One of my favorite biographies of a photographer is Sue Davidson Lowe’s, Stieglitz: A Memoir. It really captures of one the great love stories of modern photography. Not the one between Alfred Steglitz and Gerogia O’Keefe, but the one between Stieglitz and Paul Strand. Strand, after studying with Lewis Hine found his way to Stieglitz as a young photographer. During the review of his work, Stieglitz gave him suggestions on his form and technique, which spurred Strand on to create the style which made him famous. Strand was a 291 favorite, Stieglitz gave him his first solo show there, and regularly published his photographs in Camera Work. But as the years went on, Strand’s success grew and a natural competition developed between the two men. Eventually differences in their ideas about photography, politics, and some wife swapping, destroyed their relationship.

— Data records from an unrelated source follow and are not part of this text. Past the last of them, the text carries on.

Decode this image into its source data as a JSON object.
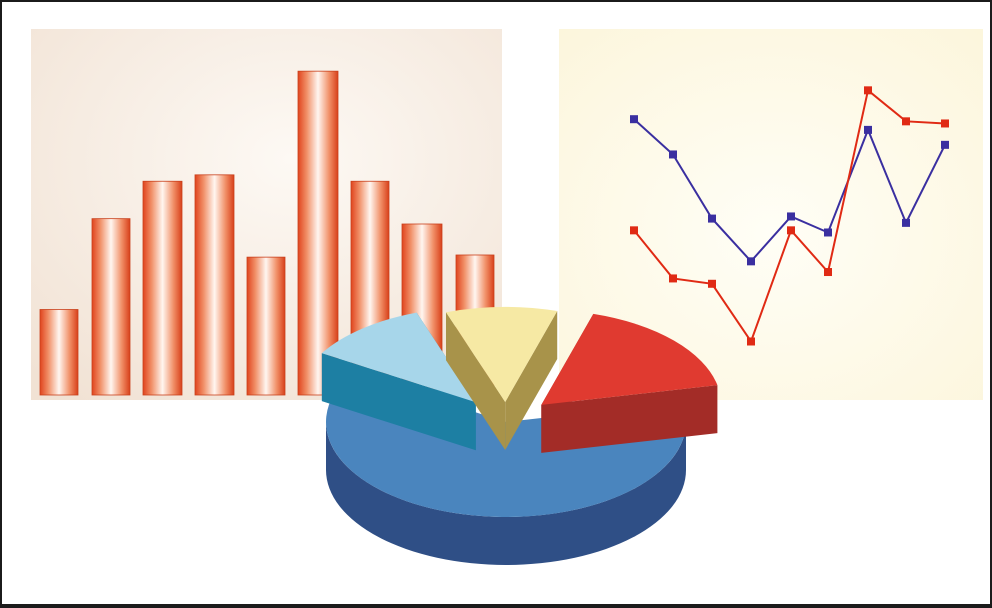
{
  "chart_data": [
    {
      "type": "bar",
      "values": [
        80,
        165,
        200,
        206,
        129,
        303,
        200,
        160,
        131
      ],
      "ylim": [
        0,
        320
      ],
      "grid": false,
      "background": "#f3e3d6",
      "bar_color": "#e2502a"
    },
    {
      "type": "line",
      "x": [
        1,
        2,
        3,
        4,
        5,
        6,
        7,
        8,
        9
      ],
      "ylim": [
        0,
        320
      ],
      "grid": false,
      "background": "#fdf6dc",
      "series": [
        {
          "values": [
            259,
            226,
            166,
            126,
            168,
            153,
            249,
            162,
            235
          ],
          "color": "#3a2fa0"
        },
        {
          "values": [
            155,
            110,
            105,
            51,
            155,
            116,
            286,
            257,
            255
          ],
          "color": "#e02a14"
        }
      ]
    },
    {
      "type": "pie",
      "values": [
        62,
        11,
        10,
        17
      ],
      "slice_colors": [
        "#4a85be",
        "#a7d6ea",
        "#f6e9a4",
        "#e03a30"
      ],
      "style": "3d-exploded"
    }
  ]
}
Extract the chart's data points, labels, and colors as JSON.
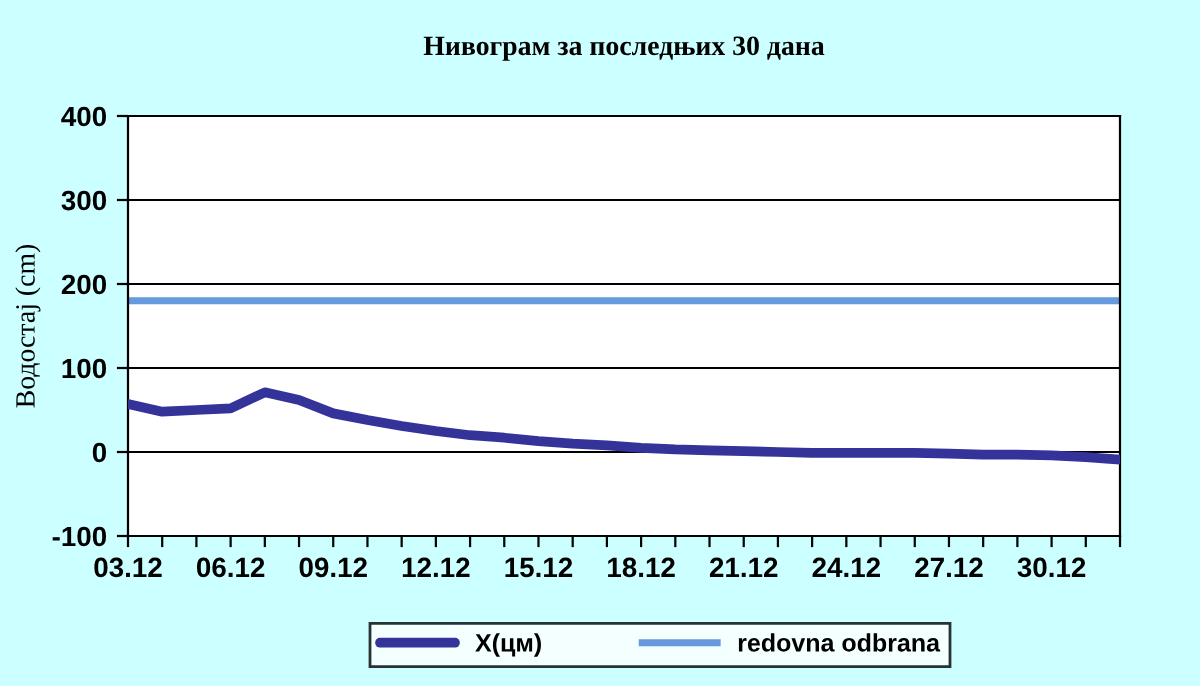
{
  "chart_data": {
    "type": "line",
    "title": "Нивограм за последњих 30 дана",
    "ylabel": "Водостај (cm)",
    "categories": [
      "03.12",
      null,
      null,
      "06.12",
      null,
      null,
      "09.12",
      null,
      null,
      "12.12",
      null,
      null,
      "15.12",
      null,
      null,
      "18.12",
      null,
      null,
      "21.12",
      null,
      null,
      "24.12",
      null,
      null,
      "27.12",
      null,
      null,
      "30.12",
      null,
      null
    ],
    "series": [
      {
        "name": "X(цм)",
        "color": "#333399",
        "values": [
          57,
          48,
          50,
          52,
          71,
          62,
          46,
          38,
          31,
          25,
          20,
          17,
          13,
          10,
          8,
          5,
          3,
          2,
          1,
          0,
          -1,
          -1,
          -1,
          -1,
          -2,
          -3,
          -3,
          -4,
          -6,
          -9
        ]
      }
    ],
    "ref_lines": [
      {
        "axis": "y",
        "value": 180,
        "label": "redovna odbrana",
        "color": "#6699dd"
      }
    ],
    "ylim": [
      -100,
      400
    ],
    "yticks": [
      -100,
      0,
      100,
      200,
      300,
      400
    ],
    "grid": "y",
    "legend": "bottom",
    "marker": "none",
    "line_style": "solid"
  }
}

The student teacher relationship no matter how fruitful is always complex. It is natural to go through a period of adolescent rebellion and disavow your mentor. Sometimes it is only subconscious tension, or in the case of Strand and Stieglitz a total break up. Or as I mentioned about Alec Soth in my post yesterday, perhaps only to want to be judged on your own work, not always in relation to your teacher. It is necessary to shift to developing your own thoughts and ideas about your work, if not you never find your individual voice as an artist. But you always have an imaginary creative umbilical cord to your mentor. Joel has only ever had good things to say about Alec, and I know that they have a great relationship (which Alec himself spoke of in a lovely email to me yesterday.). I think that it is rare to find someone who can help you find something within yourself that you perhaps did not know existed. And when you find it, although is may have some pitfalls, what you gain is invaluable. I am glad that so many people enjoyed Joel’s article and my post and I would love to hear stories from other people about their mentor experiences.